Hej
Jak tam Wam minął dzień?:D ja musze przyznac ze dziś jestem z siebie zadowolona :D niestety waga nie spadła, co najwyzej kiedy z rana sie wazylam wyskoczylo mi 64,6 ale cóz to jest :) zjadlam sniadanie i wszystko wrocilo do "normy" :D zatem co mnie tak ucieszyło?:D otóz jak sie wczoraj spowiadałam- zaczelam cwiczyc mel b i skalpel i wczorajsze przygody opisalam we wczesniejszym poscie :D dzis natomiast postanowilam ze chocbym miala paść i wybic sobie wszystkie zęby zrobie te dwa zestawy, czyli w sumie 52 minuty ćwiczeń bez zadnej przerwy, nie tak jak wczoraj ze miedzy zestawami były gigantyczne pauzy, bo nie moglam wytrzymac z bolu :D i całe szczescie udało mi się to
myslalam ze nie wstane z podłogi kiedy skonczylam do teraz drży mi całe ciało, myslalam ze kąpiel mi pomoże wrócić do siebie, ale nawet to nic nie dało :D najpierw zrobilam sobie skalpel, dlatego ze tu jest na poczatku taka rozgrzewka na całe ciało, fajnie jest sie tak rozruszać, chociaz potem nogi ( przynajmniej moje ) zaczynają odmawiać coraz szybciej posłuszeństwa :D po tym zestawie zrobilam od razu mel b na brzuch nie moglam utrzymac nog w powietrzu kiedy było trzeba, chcialo mi sie wrzeszczeć ale spiełam się i sie udalo :D mam nadzieje ze dalej bedzie coraz lepiej :) mama ciągnie mnie na aerobik, ona chodzi regularnie juz od kilku lat ( wstyd sama ją zaraziłam a teraz jest w duzo lepszej kondycji niż ja, tak samo było z tatą i basenem, tate tez zaciągnełam a teraz on chodzi a ja raz na ruski rok
) no ale z tym aero pomyslalam ze za duzo zamieszania, szczegolnie jak zacznie sie sesja i w ogole koncowe kolosy. na aerobik trzeba liczyc juz dwie godziny wyjęte z dnia, bo ponad godzine aero i reszta czasu zebranie się tam i do domu ponadto jest jedna ustalona pora. a kiedy zrobilam sobie ten zestaw cwiczen tez wychodzi mi prawie godzina intensywnego ruchu i moge zaczac cwiczenia o ktorej mi pasuje. dlatego poki co zostaje przy tych zestawach.

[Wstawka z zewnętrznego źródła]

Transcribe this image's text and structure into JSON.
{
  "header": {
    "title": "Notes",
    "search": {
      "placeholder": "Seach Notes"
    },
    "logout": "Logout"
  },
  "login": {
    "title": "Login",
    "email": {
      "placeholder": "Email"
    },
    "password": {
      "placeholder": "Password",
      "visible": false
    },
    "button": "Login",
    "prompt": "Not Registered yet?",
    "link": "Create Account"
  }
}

Kolejna sprawa, która mnie cieszy, to że znowu nie jadłam przez caly dzien pieczywa, zupelniie o nim zapominam, wszyscy w domu sie na mnie drą zebym jadła bo kupują tyle co zwykle i teraz zostaje nie wiadomo ile :D a ja twardo mowie niiieeeee :D i tym sposobem juz od niedzieli nie mialam nawet grama chlebka czy buły w ustach :D
Moje dzisiejsze menu:
*śniadanie- 1,5 garstki musli bakaliowych z serkiem danio, herbata z płaską łyżeczką cukru
*kilka chipsów serowych ( dosłownie kilka :D )
*obiad: żurek z jednym jajkiem, sałatka- sałata lodowa, feta, oliwki, papryka, oliwa, cebulka
*później znowu zjadlam troszkę sałatki
* 3 ciasteczka owsiane pyyychota :D
* znowu sałatka bo została :D
w między czasie oczywiście woda i sok jabłkowy.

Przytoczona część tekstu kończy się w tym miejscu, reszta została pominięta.